6. En statuant ainsi, alors que la décision disant que les frais scolaires, extra-scolaires et exceptionnels seront partagés par moitié entre les parents consacre, au profit de celui ayant payé plus que sa part, une créance déterminable dont il peut poursuivre le recouvrement à l'encontre de l'autre parent, la cour d'appel a violé les textes susvisés.

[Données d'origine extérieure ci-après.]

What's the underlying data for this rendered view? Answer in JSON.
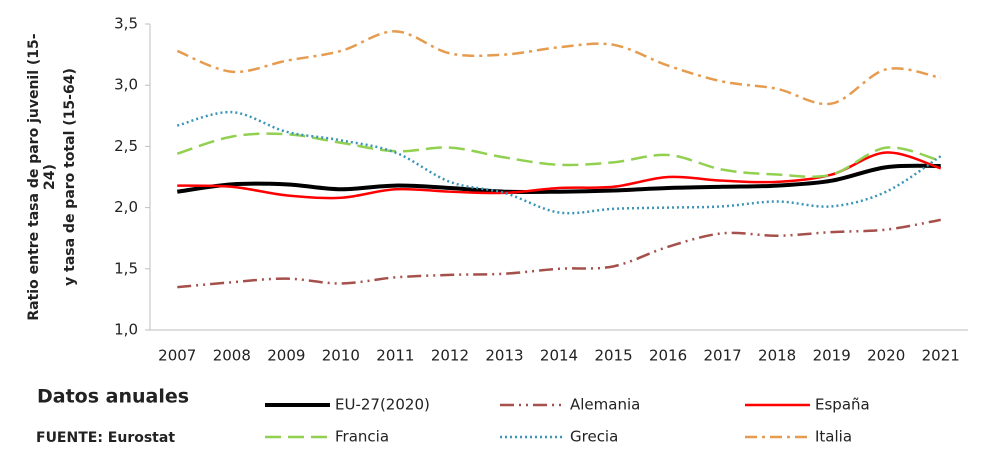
{
  "chart_data": {
    "type": "line",
    "y_label": [
      "Ratio entre tasa de paro juvenil (15-",
      "24)",
      "y tasa de paro total (15-64)"
    ],
    "notes": [
      "Datos anuales",
      "FUENTE: Eurostat"
    ],
    "categories": [
      "2007",
      "2008",
      "2009",
      "2010",
      "2011",
      "2012",
      "2013",
      "2014",
      "2015",
      "2016",
      "2017",
      "2018",
      "2019",
      "2020",
      "2021"
    ],
    "ylim": [
      1.0,
      3.5
    ],
    "yticks": [
      {
        "value": 1.0,
        "label": "1,0"
      },
      {
        "value": 1.5,
        "label": "1,5"
      },
      {
        "value": 2.0,
        "label": "2,0"
      },
      {
        "value": 2.5,
        "label": "2,5"
      },
      {
        "value": 3.0,
        "label": "3,0"
      },
      {
        "value": 3.5,
        "label": "3,5"
      }
    ],
    "grid": false,
    "series": [
      {
        "name": "EU-27(2020)",
        "color": "#000000",
        "style": "solid-thick",
        "values": [
          2.13,
          2.19,
          2.19,
          2.15,
          2.18,
          2.16,
          2.13,
          2.13,
          2.14,
          2.16,
          2.17,
          2.18,
          2.22,
          2.33,
          2.34
        ]
      },
      {
        "name": "Alemania",
        "color": "#a5504a",
        "style": "dash-dot-dot",
        "values": [
          1.35,
          1.39,
          1.42,
          1.38,
          1.43,
          1.45,
          1.46,
          1.5,
          1.52,
          1.68,
          1.79,
          1.77,
          1.8,
          1.82,
          1.9
        ]
      },
      {
        "name": "España",
        "color": "#ff0000",
        "style": "solid",
        "values": [
          2.18,
          2.17,
          2.1,
          2.08,
          2.15,
          2.13,
          2.12,
          2.16,
          2.17,
          2.25,
          2.22,
          2.21,
          2.27,
          2.45,
          2.32
        ]
      },
      {
        "name": "Francia",
        "color": "#92d050",
        "style": "long-dash",
        "values": [
          2.44,
          2.58,
          2.6,
          2.53,
          2.46,
          2.49,
          2.41,
          2.35,
          2.37,
          2.43,
          2.31,
          2.27,
          2.27,
          2.49,
          2.38
        ]
      },
      {
        "name": "Grecia",
        "color": "#3a95b8",
        "style": "dotted",
        "values": [
          2.67,
          2.78,
          2.62,
          2.55,
          2.45,
          2.21,
          2.12,
          1.96,
          1.99,
          2.0,
          2.01,
          2.05,
          2.01,
          2.13,
          2.42
        ]
      },
      {
        "name": "Italia",
        "color": "#e59c4f",
        "style": "dash-dot",
        "values": [
          3.28,
          3.11,
          3.2,
          3.28,
          3.44,
          3.26,
          3.25,
          3.31,
          3.33,
          3.16,
          3.03,
          2.97,
          2.85,
          3.13,
          3.06
        ]
      }
    ]
  }
}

Portée et conséquences de la cassation
7. En application de l'
article 624 du code de procédure civile🏛, la cassation des chefs de dispositif de l'arrêt disant que la créance de frais scolaires, extra-scolaires et exceptionnels telle que constatée par l'ordonnance de non-conciliation du 20 novembre 2014 et le jugement de divorce du 19 juin 2017 au bénéfice de Mme [M] n'est pas liquide et disant que la saisie-attribution pratiquée ne peut donc avoir pour objet le recouvrement de cette créance entraîne la cassation des chefs de dispositif cantonnant en conséquence les effets de la saisie-attribution à la somme de 2 490,45 euros en principal et ordonnant la mainlevée de la saisie pour le surplus des sommes appréhendées qui s'y rattachent par un lien de dépendance nécessaire.
PAR CES MOTIFS, la Cour :
CASSE ET ANNULE, mais seulement en ce qu'il dit que la créance de frais scolaires, extra-scolaires et exceptionnels telle que constatée par l'ordonnance de non-conciliation du 20 novembre 2014 et le jugement de divorce du 19 juin 2017 au bénéfice de Mme [M] n'est pas liquide, dit que la saisie-attribution pratiquée ne peut donc avoir pour objet le recouvrement de cette créance, cantonne en conséquence les effets de la saisie-attribution pratiquée entre les mains de la Banque populaire méditerranée, sur requête de Mme [M], le 3 septembre 2021 et dénoncée à M. [C] le 8 septembre 2021, à la somme de 2 490,45 euros en principal et ordonne la mainlevée de la saisie pour le surplus des sommes appréhendées, l'arrêt rendu le 19 octobre 2022, entre les parties, par la cour d'appel de Nîmes ;
Remet, sur ces points, l'affaire et les parties dans l'état où elles se trouvaient avant cet arrêt et les renvoie devant la cour d'appel de Montpellier ;
Condamne M. [C] aux dépens ;
En application de l'
article 700 du code de procédure civile🏛, rejette la demande formée par M. [C] et le condamne à payer à Mme [M] la somme de 3 000 euros ;
Dit que sur les diligences du procureur général près la Cour de cassation, le présent arrêt sera transmis pour être transcrit en marge ou à la suite de l'arrêt partiellement cassé ;
Ainsi fait et jugé par la Cour de cassation, deuxième chambre civile, et prononcé publiquement le onze septembre deux mille vingt-cinq par mise à disposition de l'arrêt au greffe de la Cour, les parties ayant été préalablement avisées dans les conditions prévues au deuxième alinéa de l'
article 450 du code de procédure civile🏛.